Communication problems

Petitioners claimed that the office was “unresponsive” to emails, and only a “few” were able to make phone calls while other concerns were left unaddressed. 

Kyle Kevlar, a grade 12 student and also the external public relations officer of the UST-SHS, said that sending emails was the only way to communicate with the office since face-to-face transactions were still restricted.

“As the External Public Relations Officer of the UST-SHS Student Council, I firsthand witnessed the disappointment and stress of the students who wish to apply to the university,” in an interview with TomasinoWeb.

He added that there was a delay or that many applicants were unable to get the reference numbers that are used in their USTAR applications.

Lance Alo, a grade 12 UST-SHS STEM student who took part in initiating the petition, stated that other applications were not processed due to missing requirements that were only notified at the last minute or not at all. 

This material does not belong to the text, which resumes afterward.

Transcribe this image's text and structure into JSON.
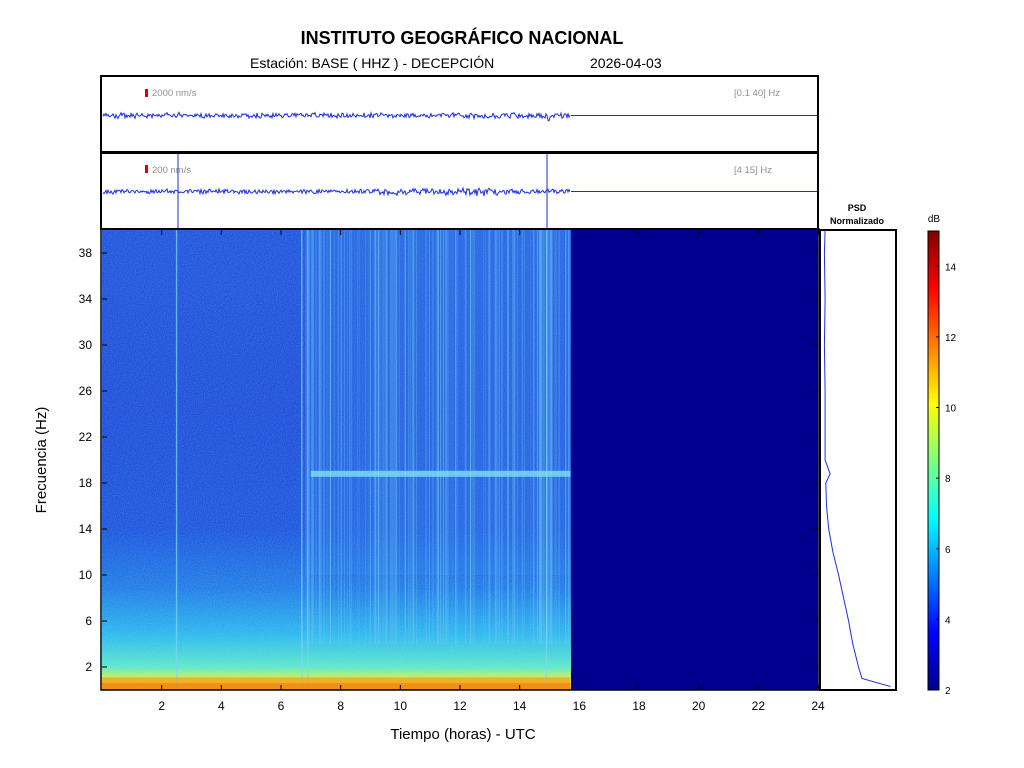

“This made us realize that the problem is systemic, and addressing it at the individual level will only exhaust all of us hence, why we launched the petition,” he said in an interview.

The petition suggested having an information system to notify students of deficiencies in requirements and also having a help desk for clarification and questions about the results and application of the USTAR.

Seek for resolutions

Alo affirmed the importance of resolving the gaps or concerns in the USTAR as he said that it could “help to ease the anxieties and disappointments faced by the students” and be an example to other institutions by being pro-student. 

“It can also serve as an inspiration to students all around the country since making their voices heard and acting collectively can go a long way,” Alo said.

He said that alongside other petitioners and student leaders, they also appeal for a dialogue with the office to clarify things further.

“We are ready to explain, organize, and fight for our fellow students,” Alo said

Teñoso said that the issues were not only a concern of their strand but also applicants that were denied being admitted to programs that were “clearly” aligned with their strands.

“Everything was so disheartening, and I’m looking forward to hearing what the administration has to say.”

The UST Entrance Exam (USTET) was waived for the second straight year due to the Covid-19 pandemic. Hence, the score for USTAR is derived from a developed set of algorithms to assess the academic performance and records of the applicants. 

OFAD released the USTAR results via its portal on March 31.

TomasinoWeb reached out to OFAD through email about this matter but the office has yet to respond.